For the conversion proces, I loaded each chapter into Libre Office and then exported to either text or LaTeX depending on how complicated the text was (the LaTeX output always seemed to spew a lot of extra junk that needed to be filtered out). GT had a standard thesis/dissertation template available that did most of the document boilerplate work for me. The hard part about this process was writing a bunch of one-off awk/grep scripts to correct all the formatting mistakes that happened during export. Importing all the figures was nother problem, but I found the modern version of word let me save my Power Points/plots to pdf, which I could then trim with Linux tools. Done. The last chore was proofreading the text and fixing the bibliography. 17 years is a long time for references to stay valid and many of the product white papers simply disappeared. In the end I think I produced a pretty decent spin of my dissertation that's only 1.6MB in size. I've added a post with the dissertation back on 11/19/2002 when it happened.

Better Material than Expected

I'll admit that when I started reading my dissertation I had low expectations about the content. While I put a lot of work into my research topic, I've always felt like it was a 5% research / 95% development effort. Everyone that starts grad school thinks they'll hit some keen idea that will come up with a new way to do things that will beat quicksort, get around the Nyquist sampling rate limits (compressed sensing kinda did!), or cure cancer. Over time, most people realize that the idea tree was picked clean by the 1960's, and that most of what we've been doing since then is reacting to improvements in technology. Still, there's a lot of snobbery among researchers that if you're not writing a lot of theorems, lemmas, and QEDs in your papers, you're not doing research. My dissertation had zero proofs so I've always felt like I messed up somewhere.

Reading the text again though, I realized I explored a lot of ideas that people hadn't dug into much at the time, and that some of those ideas were things that have only become important to others in the last decade. My thesis was about how you could design a message layer that ran on a programmable NIC and managed all the gritty details about communication so that both host CPUs and peripheral devices could access the network. My word did all the things other people did at the time (low-latency, high-bandwidth messages between hosts, RDMAs to physical and virtual memory, network-interface based multicast!), plus it let you steer data to multimedia cards (video capture/display, FPGA accelerators, and storage cards). In retrospect, this kind of thing became a lot more important 5 years later when people needed a way to route data between GPUs, or more recently when vendors returned to building Smart NICs so people could embed operations in the fabric. While my dissertation had zero impact on any of this, it at least feels good to look back on it and see that I was on the right track.

The Negatives

The main negatives I had about my dissertation was that it was simply too long and filled with details that nobody would care about. After five years of Ph.D. work, I had a chip on my shoulder and wanted to write about every single aspect of what I had done, no matter how boring it was. I understand now that conciseness is the key to good writing, and that giant chunks of text could have been moved to an appendix or dropped entirely.

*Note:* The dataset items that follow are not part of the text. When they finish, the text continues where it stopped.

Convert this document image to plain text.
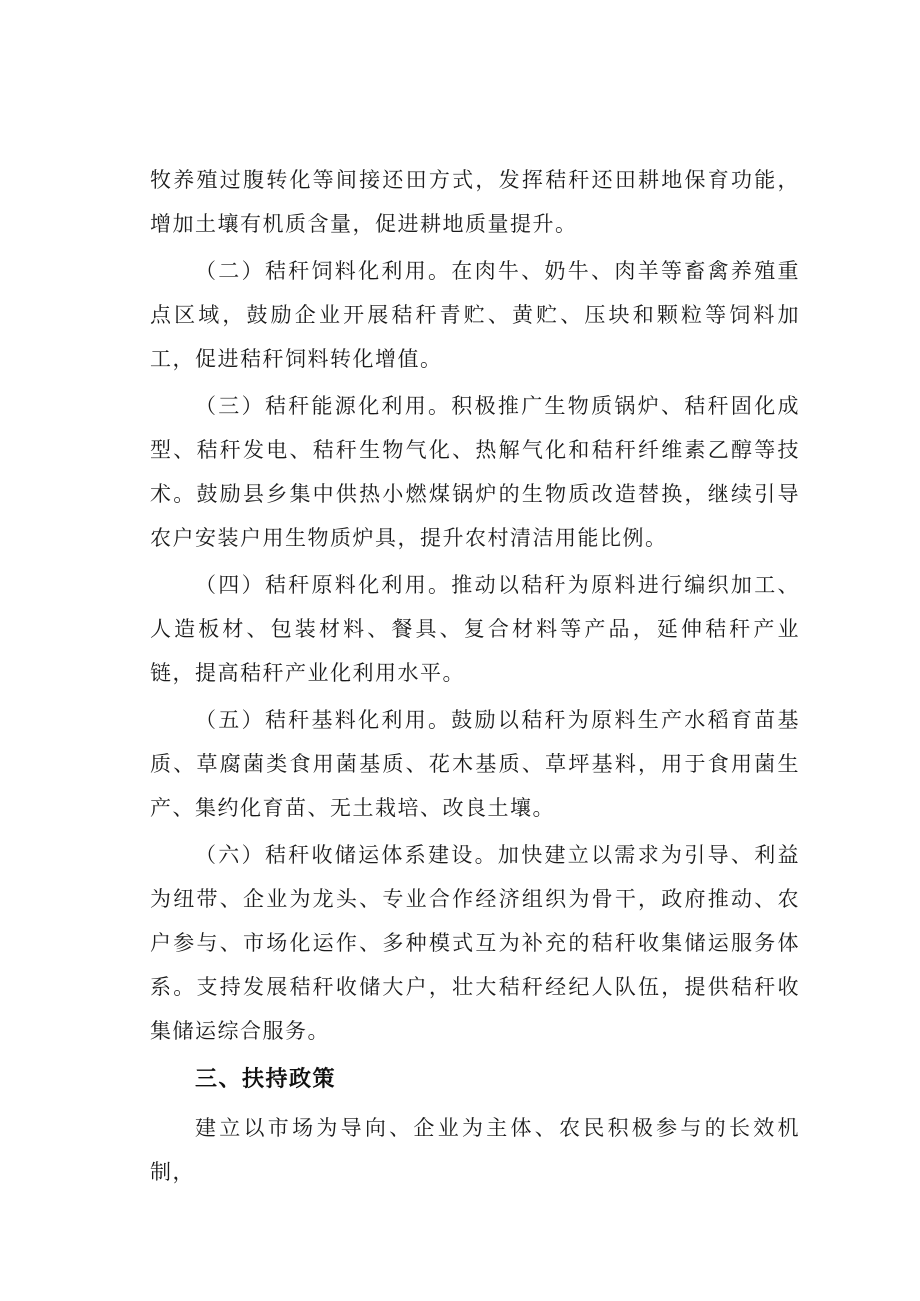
牧养殖过腹转化等间接还田方式，发挥秸秆还田耕地保育功能，增加土壤有机质含量，促进耕地质量提升。

（二）秸秆饲料化利用。在肉牛、奶牛、肉羊等畜禽养殖重点区域，鼓励企业开展秸秆青贮、黄贮、压块和颗粒等饲料加工，促进秸秆饲料转化增值。

（三）秸秆能源化利用。积极推广生物质锅炉、秸秆固化成型、秸秆发电、秸秆生物气化、热解气化和秸秆纤维素乙醇等技术。鼓励县乡集中供热小燃煤锅炉的生物质改造替换，继续引导农户安装户用生物质炉具，提升农村清洁用能比例。

（四）秸秆原料化利用。推动以秸秆为原料进行编织加工、人造板材、包装材料、餐具、复合材料等产品，延伸秸秆产业链，提高秸秆产业化利用水平。

（五）秸秆基料化利用。鼓励以秸秆为原料生产水稻育苗基质、草腐菌类食用菌基质、花木基质、草坪基料，用于食用菌生产、集约化育苗、无土栽培、改良土壤。

（六）秸秆收储运体系建设。加快建立以需求为引导、利益为纽带、企业为龙头、专业合作经济组织为骨干，政府推动、农户参与、市场化运作、多种模式互为补充的秸秆收集储运服务体系。支持发展秸秆收储大户，壮大秸秆经纪人队伍，提供秸秆收集储运综合服务。

三、扶持政策

建立以市场为导向、企业为主体、农民积极参与的长效机制，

When profs commented about how much text there was, I remember telling them I wanted it there so I'd have it for myself to read later. Well, grad-school-Craig, mid-career-Craig wants you to know he appreciates the sentiment, but he doesn't want to read all of that either. As they say out here in future land, ain't nobody got time for that.

Remembering Sudha

Reading my dissertation reminded me of all the great conversations I had with my advisor, Sudha Yalamanchili, during those years (and in later work visits). Last year Sudha passed away after a long, quiet fight with cancer. GT was not exactly a friendly school, but Sudha always had an optimism to him that made me want to stay longer and try out new ideas. While I made grad school go on longer than it should have, I'm proud of the work I did with this dissertation and am glad that I had Sudha to guide me through the whole process.